A través de SITRAFINES y diferentes federaciones y organizaciones sindicales, las personas vendedoras ambulantes buscan que sus propuestas de formalización sean escuchadas, para alcanzar acuerdos que les permitan acceder a permisos para vender y acceso a seguridad social.

En 2019, la Organización Internacional del Trabajo publicó una guía para la organización de las personas trabajadoras de la economía informal en sindicatos.

La guía reconoce que la organización de los trabajadores informales representa un reto para el movimiento sindical, que debe renovarse y reconocer las dinámicas propias de este sector de la economía. Al mismo tiempo, la guía señala una oportunidad de hacer crecer al movimiento sindical y la cobertura de protección de derechos laborales. 

Olman Chinchilla, presidente de la Central Sindical Movimiento de los Trabajadores Costarricenses dijo a Global Citizen que “es difícil organizar a un sector como este, porque carecen de todo tipo de regulación y además dependen de las políticas de los gobiernos locales.”

Jessica Venegas conversa con Winston Galeano, compañero vendedor ambulante y miembro del sindicato.
Image: Rafael Castro for Global Citizen

Venegas sigue confiando en que la organización es el camino.

“Tenemos proyectos que soñamos para dejar de ser perseguidos y que nos valoren como trabajadores que somos,” cuenta Venegas.

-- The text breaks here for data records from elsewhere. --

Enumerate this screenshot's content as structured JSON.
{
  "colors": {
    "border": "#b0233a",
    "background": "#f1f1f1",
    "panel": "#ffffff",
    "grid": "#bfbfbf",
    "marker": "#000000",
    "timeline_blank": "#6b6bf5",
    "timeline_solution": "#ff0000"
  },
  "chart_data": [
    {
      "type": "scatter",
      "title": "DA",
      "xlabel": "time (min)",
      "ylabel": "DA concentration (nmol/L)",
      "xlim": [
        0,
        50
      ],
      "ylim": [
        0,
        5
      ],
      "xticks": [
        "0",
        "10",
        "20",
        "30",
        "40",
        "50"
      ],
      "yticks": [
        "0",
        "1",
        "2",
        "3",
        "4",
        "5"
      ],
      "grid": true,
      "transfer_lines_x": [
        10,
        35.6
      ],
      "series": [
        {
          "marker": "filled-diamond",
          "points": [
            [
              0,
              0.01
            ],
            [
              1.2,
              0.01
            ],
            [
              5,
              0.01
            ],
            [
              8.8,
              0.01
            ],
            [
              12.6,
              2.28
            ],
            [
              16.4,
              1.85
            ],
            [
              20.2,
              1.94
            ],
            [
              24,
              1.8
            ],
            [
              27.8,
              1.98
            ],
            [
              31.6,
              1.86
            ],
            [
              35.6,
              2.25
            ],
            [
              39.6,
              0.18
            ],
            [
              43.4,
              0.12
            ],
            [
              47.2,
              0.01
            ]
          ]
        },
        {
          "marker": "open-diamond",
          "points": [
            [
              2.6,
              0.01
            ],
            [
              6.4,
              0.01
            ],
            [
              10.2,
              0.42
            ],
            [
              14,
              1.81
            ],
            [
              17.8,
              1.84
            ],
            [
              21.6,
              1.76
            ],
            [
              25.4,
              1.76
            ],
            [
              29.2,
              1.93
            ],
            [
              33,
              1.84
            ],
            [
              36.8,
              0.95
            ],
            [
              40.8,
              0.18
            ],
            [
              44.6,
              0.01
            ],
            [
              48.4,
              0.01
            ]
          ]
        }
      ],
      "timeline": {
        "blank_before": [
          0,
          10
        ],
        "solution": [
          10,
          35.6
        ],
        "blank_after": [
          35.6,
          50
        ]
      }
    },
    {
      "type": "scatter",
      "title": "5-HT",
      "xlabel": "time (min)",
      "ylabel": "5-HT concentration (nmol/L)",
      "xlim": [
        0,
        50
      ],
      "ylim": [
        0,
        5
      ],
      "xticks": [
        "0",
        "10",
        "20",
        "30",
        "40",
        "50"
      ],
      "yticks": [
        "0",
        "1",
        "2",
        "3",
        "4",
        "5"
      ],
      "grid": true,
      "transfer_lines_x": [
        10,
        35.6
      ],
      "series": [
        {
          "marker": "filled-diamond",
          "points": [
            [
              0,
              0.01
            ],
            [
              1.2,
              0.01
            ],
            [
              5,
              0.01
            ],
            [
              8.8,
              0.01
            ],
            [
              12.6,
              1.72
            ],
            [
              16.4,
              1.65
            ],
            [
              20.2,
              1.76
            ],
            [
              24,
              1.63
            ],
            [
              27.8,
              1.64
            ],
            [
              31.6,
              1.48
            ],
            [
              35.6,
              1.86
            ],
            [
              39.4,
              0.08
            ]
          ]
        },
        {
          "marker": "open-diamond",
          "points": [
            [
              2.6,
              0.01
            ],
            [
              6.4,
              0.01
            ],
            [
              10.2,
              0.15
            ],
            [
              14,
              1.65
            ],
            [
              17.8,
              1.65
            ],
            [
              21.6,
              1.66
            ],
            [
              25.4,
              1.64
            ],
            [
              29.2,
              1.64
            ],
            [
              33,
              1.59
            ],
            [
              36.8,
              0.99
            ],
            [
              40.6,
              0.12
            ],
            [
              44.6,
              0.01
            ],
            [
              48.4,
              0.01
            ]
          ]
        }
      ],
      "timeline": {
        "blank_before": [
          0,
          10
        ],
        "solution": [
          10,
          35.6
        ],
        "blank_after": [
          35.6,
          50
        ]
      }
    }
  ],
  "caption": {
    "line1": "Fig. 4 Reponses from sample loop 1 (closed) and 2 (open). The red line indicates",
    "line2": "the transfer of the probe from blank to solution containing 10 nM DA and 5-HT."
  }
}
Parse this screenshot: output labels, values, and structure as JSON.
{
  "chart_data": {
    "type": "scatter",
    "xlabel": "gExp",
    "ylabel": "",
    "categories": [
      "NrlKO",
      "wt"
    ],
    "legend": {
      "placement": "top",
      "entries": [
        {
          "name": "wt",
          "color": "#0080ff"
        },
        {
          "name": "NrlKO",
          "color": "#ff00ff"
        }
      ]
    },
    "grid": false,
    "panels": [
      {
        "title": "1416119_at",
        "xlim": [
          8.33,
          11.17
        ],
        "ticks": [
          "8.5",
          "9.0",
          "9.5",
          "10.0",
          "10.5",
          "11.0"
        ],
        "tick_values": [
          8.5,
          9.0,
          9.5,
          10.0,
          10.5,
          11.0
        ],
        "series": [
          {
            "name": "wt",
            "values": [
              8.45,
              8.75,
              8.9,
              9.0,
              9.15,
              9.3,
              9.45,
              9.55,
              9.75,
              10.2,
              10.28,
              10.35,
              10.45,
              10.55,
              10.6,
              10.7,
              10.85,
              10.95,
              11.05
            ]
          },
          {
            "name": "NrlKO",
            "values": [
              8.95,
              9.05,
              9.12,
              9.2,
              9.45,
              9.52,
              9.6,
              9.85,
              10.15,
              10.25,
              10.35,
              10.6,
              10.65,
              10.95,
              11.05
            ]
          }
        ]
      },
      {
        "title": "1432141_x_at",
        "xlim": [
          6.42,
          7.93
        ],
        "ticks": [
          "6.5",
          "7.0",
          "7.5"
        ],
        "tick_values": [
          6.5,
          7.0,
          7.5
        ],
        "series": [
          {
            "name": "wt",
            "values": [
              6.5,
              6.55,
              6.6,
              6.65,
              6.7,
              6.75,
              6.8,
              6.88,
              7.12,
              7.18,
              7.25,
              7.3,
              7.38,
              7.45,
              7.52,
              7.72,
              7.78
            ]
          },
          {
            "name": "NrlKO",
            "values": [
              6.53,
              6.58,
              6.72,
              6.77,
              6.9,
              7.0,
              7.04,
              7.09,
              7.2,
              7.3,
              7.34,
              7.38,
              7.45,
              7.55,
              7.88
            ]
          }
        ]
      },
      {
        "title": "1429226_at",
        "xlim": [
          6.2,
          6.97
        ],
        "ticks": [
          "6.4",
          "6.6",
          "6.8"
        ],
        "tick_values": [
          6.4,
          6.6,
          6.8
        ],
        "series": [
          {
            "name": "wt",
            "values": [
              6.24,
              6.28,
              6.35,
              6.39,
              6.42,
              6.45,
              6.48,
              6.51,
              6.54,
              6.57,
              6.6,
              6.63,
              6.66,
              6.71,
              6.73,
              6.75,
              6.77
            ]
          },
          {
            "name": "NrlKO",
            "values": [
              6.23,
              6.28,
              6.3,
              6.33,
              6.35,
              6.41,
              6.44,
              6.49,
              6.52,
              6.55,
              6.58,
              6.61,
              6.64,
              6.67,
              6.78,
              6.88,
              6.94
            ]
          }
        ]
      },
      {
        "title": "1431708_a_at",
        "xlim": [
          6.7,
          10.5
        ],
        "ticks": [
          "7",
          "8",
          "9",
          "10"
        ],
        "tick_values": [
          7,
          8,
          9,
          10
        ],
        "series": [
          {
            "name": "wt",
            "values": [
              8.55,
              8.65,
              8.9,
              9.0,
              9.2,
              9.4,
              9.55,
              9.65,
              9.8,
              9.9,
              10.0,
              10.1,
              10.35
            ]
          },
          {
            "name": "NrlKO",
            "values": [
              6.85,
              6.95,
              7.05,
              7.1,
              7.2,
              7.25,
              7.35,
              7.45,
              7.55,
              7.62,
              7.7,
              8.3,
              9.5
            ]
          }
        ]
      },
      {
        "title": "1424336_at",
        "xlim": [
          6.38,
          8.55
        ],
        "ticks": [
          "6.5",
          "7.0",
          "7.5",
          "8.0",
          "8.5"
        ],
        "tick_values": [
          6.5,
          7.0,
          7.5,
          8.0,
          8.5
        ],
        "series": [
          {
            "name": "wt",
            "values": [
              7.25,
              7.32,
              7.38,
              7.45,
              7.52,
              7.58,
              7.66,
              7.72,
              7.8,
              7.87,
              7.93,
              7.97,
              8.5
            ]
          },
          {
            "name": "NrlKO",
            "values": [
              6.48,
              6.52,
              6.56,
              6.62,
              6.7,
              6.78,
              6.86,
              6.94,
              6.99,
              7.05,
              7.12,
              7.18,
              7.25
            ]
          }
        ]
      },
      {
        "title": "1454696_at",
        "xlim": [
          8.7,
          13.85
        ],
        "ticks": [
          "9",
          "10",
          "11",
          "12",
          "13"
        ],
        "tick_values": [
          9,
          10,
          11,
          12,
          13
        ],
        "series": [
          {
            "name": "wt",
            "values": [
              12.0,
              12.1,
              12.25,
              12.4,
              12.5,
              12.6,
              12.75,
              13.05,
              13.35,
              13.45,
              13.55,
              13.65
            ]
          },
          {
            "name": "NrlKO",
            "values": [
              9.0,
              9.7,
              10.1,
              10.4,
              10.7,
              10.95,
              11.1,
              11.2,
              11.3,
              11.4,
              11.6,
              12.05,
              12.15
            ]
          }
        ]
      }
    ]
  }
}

Mientras tanto, sigue combinando el liderazgo sindical con las ventas ambulantes. Allí mismo, en las calles de San José trata de convencer a los transeúntes de que le compren medias o juguetes y a los otros vendedores ambulantes de que se afilien al sindicato porque, como ella dice la unión hace la fuerza.


Celebrating May Day es una serie de contenido que explora tres sectores distintos dentro de la economía informal del mundo al examinar los movimientos laborales que defienden la seguridad social y económica de sus trabajadores y/o la necesidad de reforma. A través de un enfoque en las trabajadoras domésticas, comerciantes ambulantes y personas que laboran en la industria de la confección, esta serie conecta activistas, líderes, trabajadores y expertos en políticas de todo el mundo.       

Declaración: Esta serie fue posible con fondos de la Organización Internacional del Trabajo.